The following example illustrates the use of the ARIMA statement. The ARIMA statement does not contain a user-specified model, so the best model is chosen by the automatic selection process. Forecasts from this best model are then used to extend the original series by one year. The following partial listing shows parameter estimates and model diagnostics for the ARIMA model chosen by the automatic selection process.
proc x11 data=sales; monthly date=date; var sales; arima; run;
Figure 37.4: X-11-ARIMA Model Selection
Monthly Retail Sales Data (in $1000) |
Conditional Least Squares Estimation | ||||
---|---|---|---|---|
Parameter | Estimate | Approx.

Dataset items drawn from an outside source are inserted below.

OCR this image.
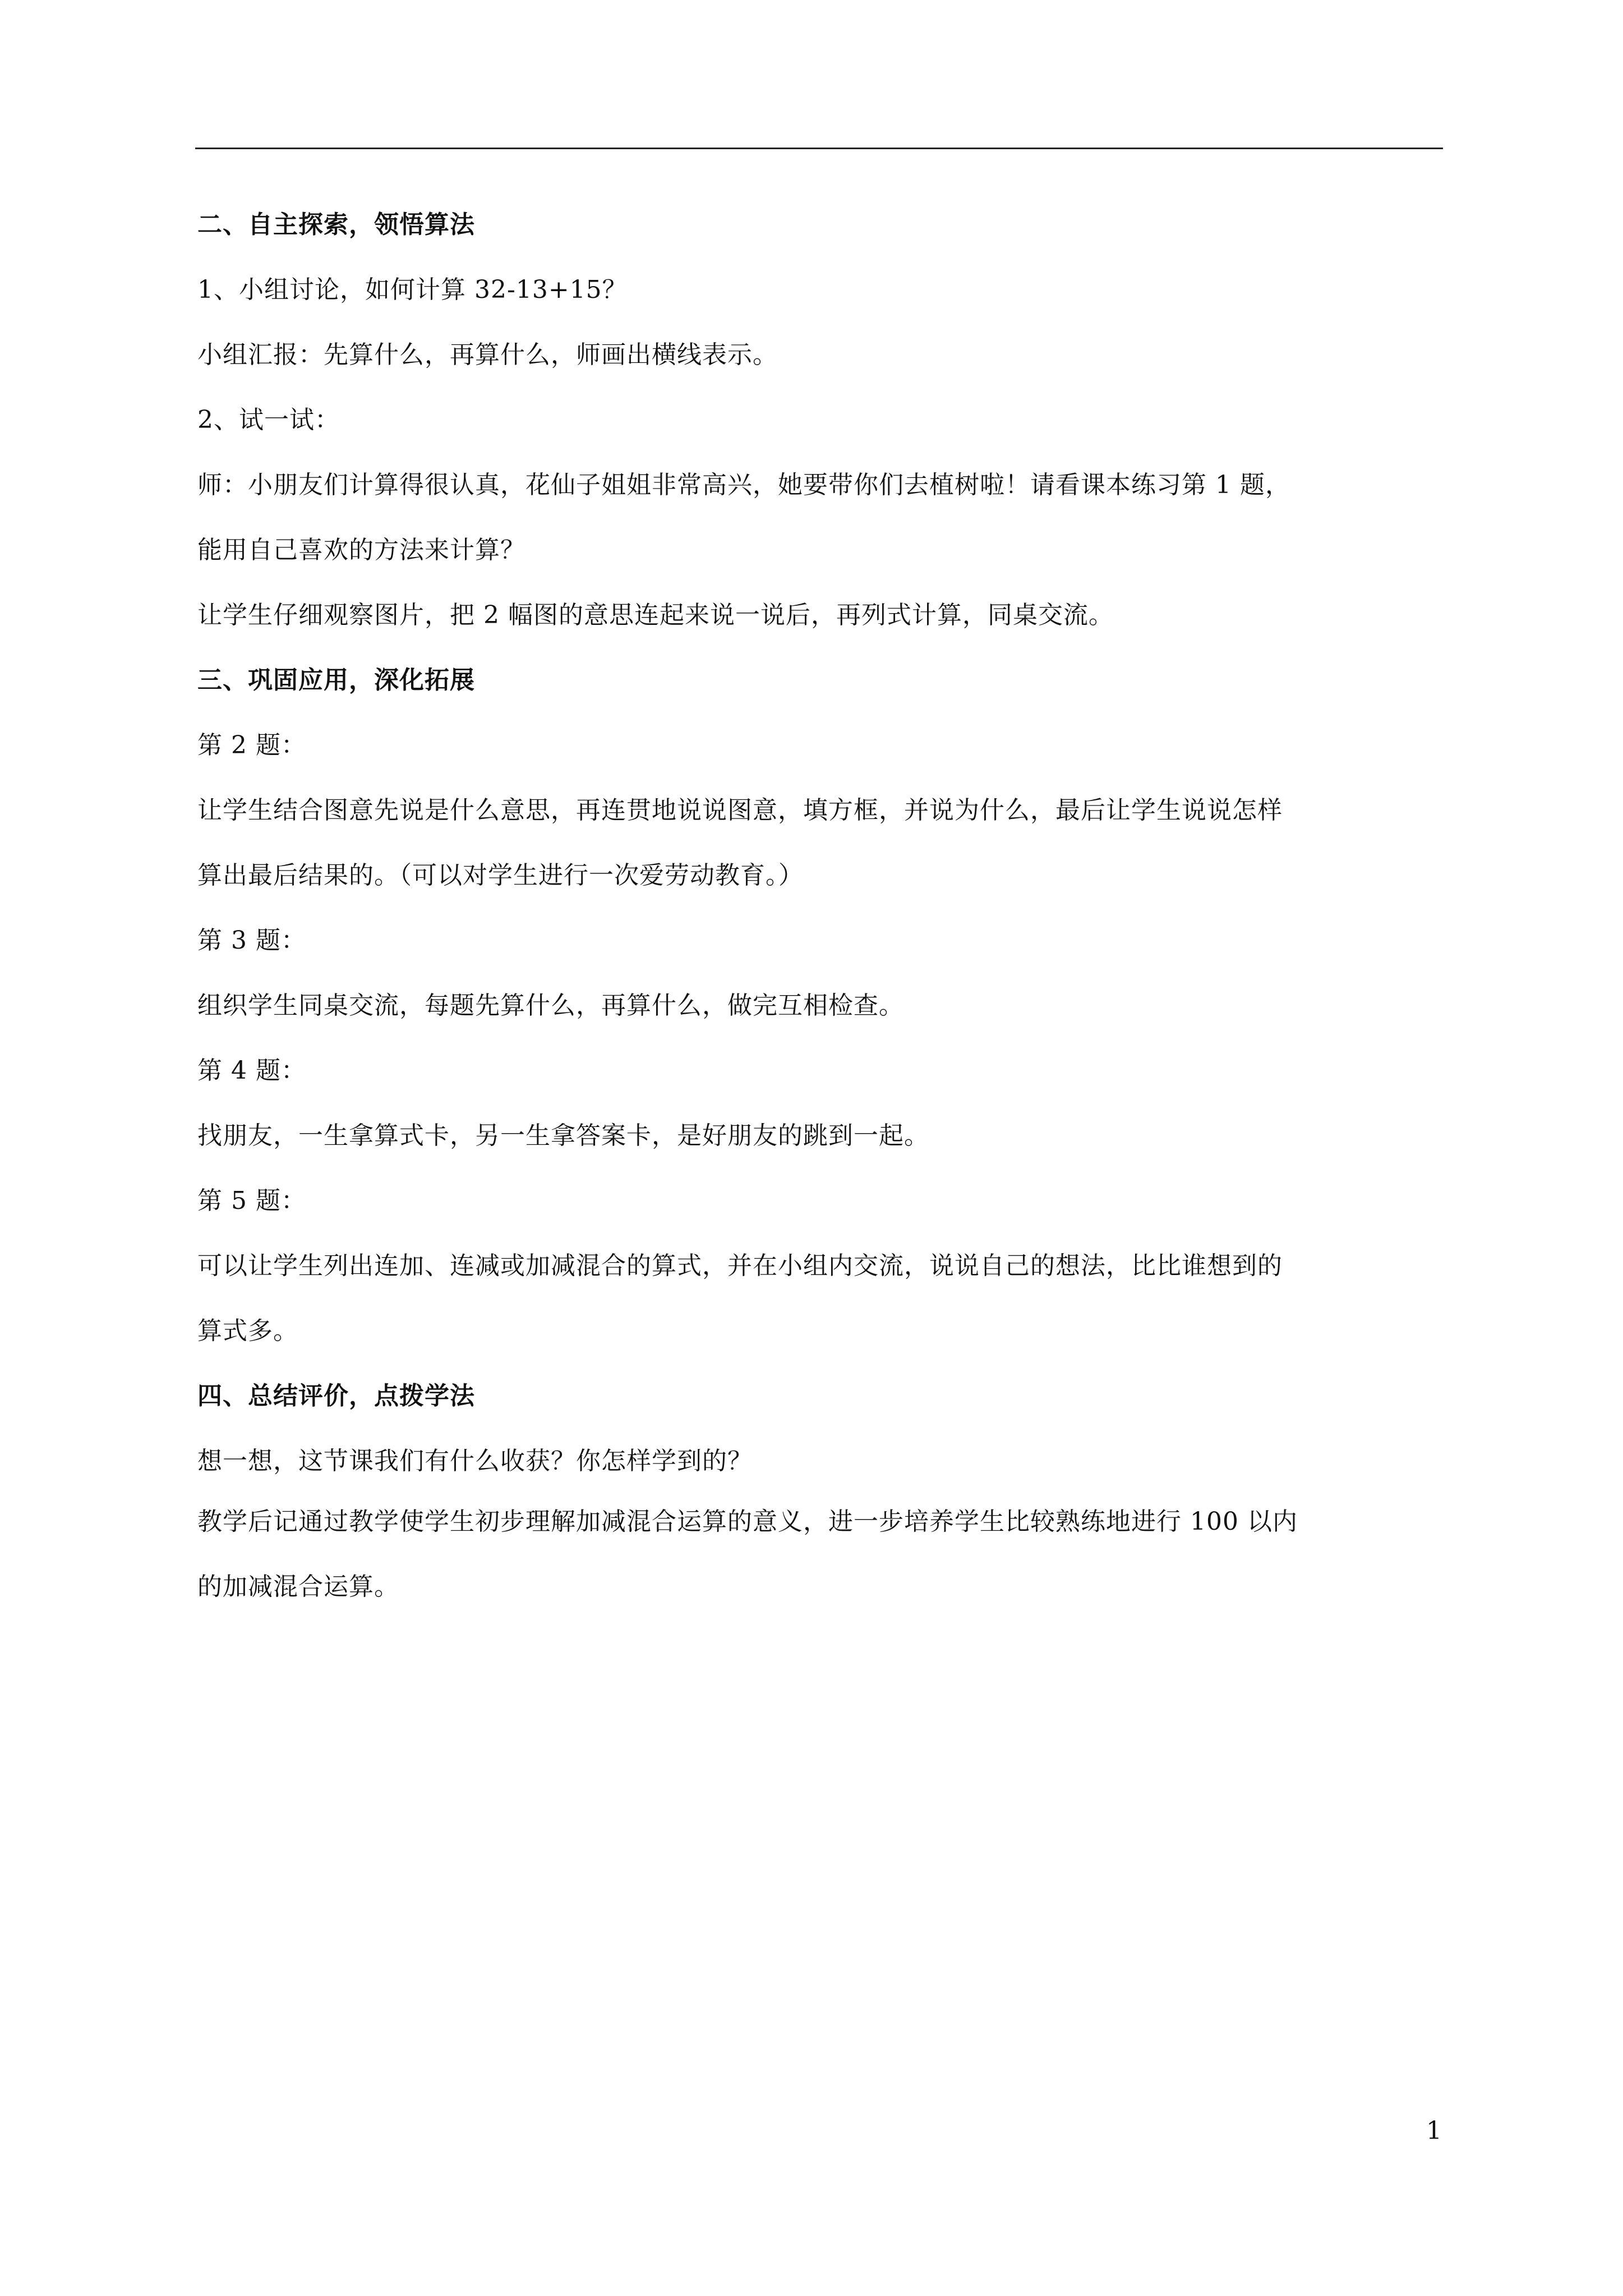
二、自主探索，领悟算法

1、小组讨论，如何计算 32-13+15？

小组汇报：先算什么，再算什么，师画出横线表示。

2、试一试：

师：小朋友们计算得很认真，花仙子姐姐非常高兴，她要带你们去植树啦！请看课本练习第 1 题，

能用自己喜欢的方法来计算？

让学生仔细观察图片，把 2 幅图的意思连起来说一说后，再列式计算，同桌交流。

三、巩固应用，深化拓展

第 2 题：

让学生结合图意先说是什么意思，再连贯地说说图意，填方框，并说为什么，最后让学生说说怎样

算出最后结果的。（可以对学生进行一次爱劳动教育。）

第 3 题：

组织学生同桌交流，每题先算什么，再算什么，做完互相检查。

第 4 题：

找朋友，一生拿算式卡，另一生拿答案卡，是好朋友的跳到一起。

第 5 题：

可以让学生列出连加、连减或加减混合的算式，并在小组内交流，说说自己的想法，比比谁想到的

算式多。

四、总结评价，点拨学法

想一想，这节课我们有什么收获？你怎样学到的？

教学后记通过教学使学生初步理解加减混合运算的意义，进一步培养学生比较熟练地进行 100 以内

的加减混合运算。

1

Std Error | t Value | Lag |
MU | 0.0001728 | 0.0009596 | 0.18 | 0 |
MA1,1 | 0.3739984 | 0.0893427 | 4.19 | 1 |
MA1,2 | 0.0231478 | 0.0892154 | 0.26 | 2 |
MA2,1 | 0.5727914 | 0.0790835 | 7.24 | 12 |
Conditional Least Squares Estimation | ||
---|---|---|
Variance Estimate = | 0.0014313 | |
Std Error Estimate = | 0.0378326 | |
AIC = | -482.2412 | * |
SBC = | -470.7404 | * |
Number of Residuals= | 131 | |
* Does not include log determinant |
Criteria Summary for Model 2: (0,1,2)(0,1,1)s, Log Transform |
Box-Ljung Chi-square: 22.03 with 21 df Prob= 0.40 |
(Criteria prob > 0.05) |
Test for over-differencing: sum of MA parameters = 0.57 |
(must be < 0.90) |
MAPE - Last Three Years: 2.84 (Must be < 15.00 %) |
- Last Year: 3.04 |
- Next to Last Year: 1.96 |
- Third from Last Year: 3.51 |
Table D11 (final seasonally adjusted series) is now constructed using symmetric weights on observations at the end of the actual data. This should result in better estimates of the seasonal factors and, thus, smaller revisions in Table D11 as more data become available.